Details in litle Mao hoax emerge 

The Boston Globe reports that some faculty want punishments handed down in the false story on the government seeking out a UMass-Dartmouth student who asked to read Mao's Little Red Book. There are some details in the story that are news to me, in particular the behavior of the two faculty members who went public with the story, Professors Robert Glyn Williams and Robert Pontbriand:
It was Williams who first told the Standard-Times about his former student's claim after the reporter called him for comment about President Bush's approval of a controversial domestic spying program.

After expressing his concerns about government surveillance, Williams told the reporter as an afterthought about the purported visit by Homeland Security agents, and that became the thrust of the story, Williams said.

When the story created a media storm, Williams said, he resolved to check its veracity. Last Friday, he said, his former student confessed it was a fabrication.

...Pontbriand, a lecturer in the history department, said he never initiated any calls to reporters and merely confirmed that the student in his seminar on totalitarianism had asserted that he had been visited by federal agents.

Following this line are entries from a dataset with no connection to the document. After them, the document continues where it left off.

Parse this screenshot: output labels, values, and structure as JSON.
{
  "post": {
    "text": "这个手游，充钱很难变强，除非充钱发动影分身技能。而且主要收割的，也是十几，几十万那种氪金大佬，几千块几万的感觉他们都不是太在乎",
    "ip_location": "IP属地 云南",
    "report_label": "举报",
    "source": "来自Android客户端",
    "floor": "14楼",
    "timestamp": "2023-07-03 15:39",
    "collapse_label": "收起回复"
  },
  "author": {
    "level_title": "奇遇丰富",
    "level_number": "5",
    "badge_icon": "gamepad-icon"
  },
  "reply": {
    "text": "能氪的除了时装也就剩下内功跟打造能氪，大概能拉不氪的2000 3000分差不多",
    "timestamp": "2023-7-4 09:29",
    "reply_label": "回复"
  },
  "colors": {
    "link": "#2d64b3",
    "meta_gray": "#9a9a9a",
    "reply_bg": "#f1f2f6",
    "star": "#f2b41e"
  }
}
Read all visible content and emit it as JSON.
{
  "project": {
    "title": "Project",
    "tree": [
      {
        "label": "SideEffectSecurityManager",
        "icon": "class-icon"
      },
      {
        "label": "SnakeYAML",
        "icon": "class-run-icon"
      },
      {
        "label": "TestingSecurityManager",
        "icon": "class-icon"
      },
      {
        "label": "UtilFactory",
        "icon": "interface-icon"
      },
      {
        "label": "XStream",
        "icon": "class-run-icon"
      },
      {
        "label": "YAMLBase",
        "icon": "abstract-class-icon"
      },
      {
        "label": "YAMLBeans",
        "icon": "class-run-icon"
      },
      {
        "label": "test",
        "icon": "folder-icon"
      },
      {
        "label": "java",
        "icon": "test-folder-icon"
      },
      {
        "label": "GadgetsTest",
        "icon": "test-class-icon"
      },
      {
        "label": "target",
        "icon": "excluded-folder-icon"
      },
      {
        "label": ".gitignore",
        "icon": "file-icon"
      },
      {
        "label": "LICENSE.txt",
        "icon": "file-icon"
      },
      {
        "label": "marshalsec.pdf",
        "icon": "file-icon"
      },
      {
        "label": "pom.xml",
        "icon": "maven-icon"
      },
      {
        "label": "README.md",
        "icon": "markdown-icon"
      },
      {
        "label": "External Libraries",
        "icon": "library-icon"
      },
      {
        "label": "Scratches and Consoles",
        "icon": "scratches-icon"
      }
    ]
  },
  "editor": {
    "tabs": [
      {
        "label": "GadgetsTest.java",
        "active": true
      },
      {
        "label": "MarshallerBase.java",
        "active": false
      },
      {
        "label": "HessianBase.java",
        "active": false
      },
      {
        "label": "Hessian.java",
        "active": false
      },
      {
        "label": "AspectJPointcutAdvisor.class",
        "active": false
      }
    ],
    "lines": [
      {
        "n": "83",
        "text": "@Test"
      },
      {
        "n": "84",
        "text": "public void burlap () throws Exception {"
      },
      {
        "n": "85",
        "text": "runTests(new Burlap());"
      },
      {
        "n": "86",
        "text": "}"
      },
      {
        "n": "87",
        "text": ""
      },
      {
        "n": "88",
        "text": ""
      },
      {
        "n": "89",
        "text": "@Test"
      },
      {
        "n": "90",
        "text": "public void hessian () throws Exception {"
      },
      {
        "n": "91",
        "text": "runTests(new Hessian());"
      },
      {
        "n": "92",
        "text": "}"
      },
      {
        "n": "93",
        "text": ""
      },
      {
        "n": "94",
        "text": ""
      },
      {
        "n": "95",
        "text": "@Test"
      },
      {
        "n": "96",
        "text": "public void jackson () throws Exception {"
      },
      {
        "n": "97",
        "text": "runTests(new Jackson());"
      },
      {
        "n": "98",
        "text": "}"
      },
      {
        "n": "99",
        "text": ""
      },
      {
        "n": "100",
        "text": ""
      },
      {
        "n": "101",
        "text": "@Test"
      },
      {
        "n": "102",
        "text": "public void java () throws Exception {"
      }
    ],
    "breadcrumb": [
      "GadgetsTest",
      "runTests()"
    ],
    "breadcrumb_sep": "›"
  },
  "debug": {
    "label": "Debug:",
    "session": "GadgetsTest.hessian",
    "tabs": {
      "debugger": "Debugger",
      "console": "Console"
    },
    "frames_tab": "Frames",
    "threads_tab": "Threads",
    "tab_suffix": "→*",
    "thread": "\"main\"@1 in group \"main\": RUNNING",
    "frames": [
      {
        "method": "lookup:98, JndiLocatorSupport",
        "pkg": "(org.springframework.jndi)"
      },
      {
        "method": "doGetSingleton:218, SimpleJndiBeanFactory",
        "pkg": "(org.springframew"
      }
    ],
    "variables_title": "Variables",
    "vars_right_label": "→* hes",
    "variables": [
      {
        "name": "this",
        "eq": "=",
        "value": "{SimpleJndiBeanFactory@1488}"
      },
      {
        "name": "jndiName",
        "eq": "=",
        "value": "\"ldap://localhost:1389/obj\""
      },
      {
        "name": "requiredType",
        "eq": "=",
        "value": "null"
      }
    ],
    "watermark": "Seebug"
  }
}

''I have never used the classroom or the public forum to promote any personal political ideology, and I certainly have not done so in this case," he said.
Assuming Pontbriand's story is accurate, what appears is a student who told a story to two faculty who chose to believe the fabrication. When others pointed out the rather obvious holes in the story, Williams went to check it out, found the story fake, and alerted the reporter of the fabrication. I think it's fair to surmise that Prof. Williams was predisposed to believe the story, and likely as well to have retold it to the reporter to bolster his "concerns about government surveillance". I don't think that's grounds for a reprimand as others at the campus call for, but some commenters on this board think we should be harsher. I think we'll just have to disagree on that.